Lasting ‘Bio’ Power

Telogia Power: NW Florida power plant has nine lives.

 

In 1986, long before biomass power plants became “cool,” General Electric started up a 14 MW facility about 30 miles southwest of Tallahassee. It’s still here and in operation, but what a long strange trip it has been.

Timber Energy Resources, as it was called, was sold in 1998 to KTI, Inc., which upgraded the operation and ran it successfully, before selling it. This began a series of ownerships, including Green Hunter Energy, which in February of this year sold it to Multitrade Biomass Holdings.

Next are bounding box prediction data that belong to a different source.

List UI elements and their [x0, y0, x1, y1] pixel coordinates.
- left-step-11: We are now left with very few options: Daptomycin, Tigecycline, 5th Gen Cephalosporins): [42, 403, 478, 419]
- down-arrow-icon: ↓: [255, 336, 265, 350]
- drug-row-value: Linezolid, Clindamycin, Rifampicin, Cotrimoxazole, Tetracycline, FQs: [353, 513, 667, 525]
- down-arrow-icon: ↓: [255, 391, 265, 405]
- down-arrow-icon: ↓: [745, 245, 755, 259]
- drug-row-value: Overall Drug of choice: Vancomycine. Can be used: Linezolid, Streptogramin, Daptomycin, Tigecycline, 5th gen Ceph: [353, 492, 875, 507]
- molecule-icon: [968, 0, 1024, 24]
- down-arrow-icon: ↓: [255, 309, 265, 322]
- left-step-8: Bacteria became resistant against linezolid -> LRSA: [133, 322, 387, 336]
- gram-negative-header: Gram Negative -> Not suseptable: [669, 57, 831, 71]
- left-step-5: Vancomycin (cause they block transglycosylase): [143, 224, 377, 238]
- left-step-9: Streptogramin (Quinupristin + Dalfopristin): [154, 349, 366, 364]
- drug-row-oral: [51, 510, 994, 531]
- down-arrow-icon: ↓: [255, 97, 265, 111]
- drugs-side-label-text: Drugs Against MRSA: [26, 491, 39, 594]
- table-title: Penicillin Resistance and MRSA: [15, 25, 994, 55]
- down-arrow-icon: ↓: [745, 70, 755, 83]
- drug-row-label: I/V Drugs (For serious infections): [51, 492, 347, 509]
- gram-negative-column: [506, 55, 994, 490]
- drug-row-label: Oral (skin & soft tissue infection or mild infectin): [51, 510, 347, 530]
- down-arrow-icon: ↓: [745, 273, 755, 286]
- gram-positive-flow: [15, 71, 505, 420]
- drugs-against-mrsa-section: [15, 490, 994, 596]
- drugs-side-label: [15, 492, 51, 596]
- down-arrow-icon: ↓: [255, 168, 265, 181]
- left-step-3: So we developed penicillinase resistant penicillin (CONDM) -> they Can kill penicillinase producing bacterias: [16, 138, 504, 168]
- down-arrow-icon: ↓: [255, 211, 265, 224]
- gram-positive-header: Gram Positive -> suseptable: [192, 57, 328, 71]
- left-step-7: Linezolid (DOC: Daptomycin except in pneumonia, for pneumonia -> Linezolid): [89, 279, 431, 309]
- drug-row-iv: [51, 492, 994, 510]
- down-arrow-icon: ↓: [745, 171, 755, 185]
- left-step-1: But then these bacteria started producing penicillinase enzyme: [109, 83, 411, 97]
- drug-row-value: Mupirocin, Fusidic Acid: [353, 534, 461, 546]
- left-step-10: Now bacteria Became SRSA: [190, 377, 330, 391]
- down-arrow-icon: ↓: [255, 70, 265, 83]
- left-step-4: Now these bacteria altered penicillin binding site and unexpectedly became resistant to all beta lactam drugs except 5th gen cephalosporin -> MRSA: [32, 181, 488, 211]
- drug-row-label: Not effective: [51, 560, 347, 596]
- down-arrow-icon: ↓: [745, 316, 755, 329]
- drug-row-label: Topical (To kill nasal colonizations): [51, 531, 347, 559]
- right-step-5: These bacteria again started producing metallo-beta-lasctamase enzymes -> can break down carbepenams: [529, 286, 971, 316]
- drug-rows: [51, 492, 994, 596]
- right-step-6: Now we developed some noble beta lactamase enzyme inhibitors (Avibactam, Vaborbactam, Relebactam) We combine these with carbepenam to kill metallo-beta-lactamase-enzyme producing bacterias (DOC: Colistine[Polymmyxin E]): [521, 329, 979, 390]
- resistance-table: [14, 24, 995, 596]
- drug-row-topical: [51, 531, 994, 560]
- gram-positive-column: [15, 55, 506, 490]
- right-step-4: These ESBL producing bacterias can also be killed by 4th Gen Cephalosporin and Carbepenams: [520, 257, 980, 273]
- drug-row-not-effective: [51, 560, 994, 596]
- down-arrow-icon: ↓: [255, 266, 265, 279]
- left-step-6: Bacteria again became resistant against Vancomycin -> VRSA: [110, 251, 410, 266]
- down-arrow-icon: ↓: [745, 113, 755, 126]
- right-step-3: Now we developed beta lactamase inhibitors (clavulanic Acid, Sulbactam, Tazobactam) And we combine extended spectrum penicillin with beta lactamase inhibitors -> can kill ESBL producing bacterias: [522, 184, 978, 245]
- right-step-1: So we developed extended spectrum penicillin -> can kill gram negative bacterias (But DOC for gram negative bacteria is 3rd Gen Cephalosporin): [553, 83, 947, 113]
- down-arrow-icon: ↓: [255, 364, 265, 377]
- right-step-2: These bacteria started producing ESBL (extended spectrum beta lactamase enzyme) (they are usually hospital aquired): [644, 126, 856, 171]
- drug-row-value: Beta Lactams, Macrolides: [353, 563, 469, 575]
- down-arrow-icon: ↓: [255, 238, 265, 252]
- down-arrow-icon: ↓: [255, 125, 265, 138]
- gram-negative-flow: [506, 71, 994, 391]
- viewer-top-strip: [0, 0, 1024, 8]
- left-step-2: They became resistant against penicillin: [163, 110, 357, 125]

Multitrade Biomass Holdings consists of this operation, called Multitrade Telogia LLC, as well as a larger biomass power plant in Rabun Gap, Ga., called Multitrade Rabun Gap LLC. The largest investor in Multitrade Biomass Holdings is Leaf Clean Energy Company, based in the United Kingdom, which invests in “clean energy” operations in North America, including biomass, wind, solar and pretty much anything that’s clean energy efficient.

Biomass One Image 001

One thread running through much of the history of the Telogia power plant is Ted Hill, who was the lead developer for GE when it built the plant, and has been involved with the plant in some capacity for most of the other companies that bought it.

But after KTI, according to Hill, “The succession of owners that followed were for the large part poorly capitalized, so basically Telogia was left to its own devices economically until Multitrade came along.”

Today Hill is Vice President of operations for Multitrade Biomass Holdings, overseeing the two biomass power plants.

In January 2008 the Telogia plant sustained a catastrophic boiler failure, when a low water condition caused a meltdown of the boiler internals. In 23 degree F temperature, water accumulation had frozen up in the instrument air lines going to the boiler’s feedwater pump, causing it to cavitate, and the boiler to subsequently run out of water.

Only as recently as this past February did the plant start up again, now operated by Multitrade Biomass Holdings (and Clean Leaf Energy), which reportedly paid Green Hunter $4 million for the asset, assumed $1.6 million in invoice obligation, invested $4.6 million in the boiler repair and upgrade program, and did $1.5 million in other repairs and upgrades.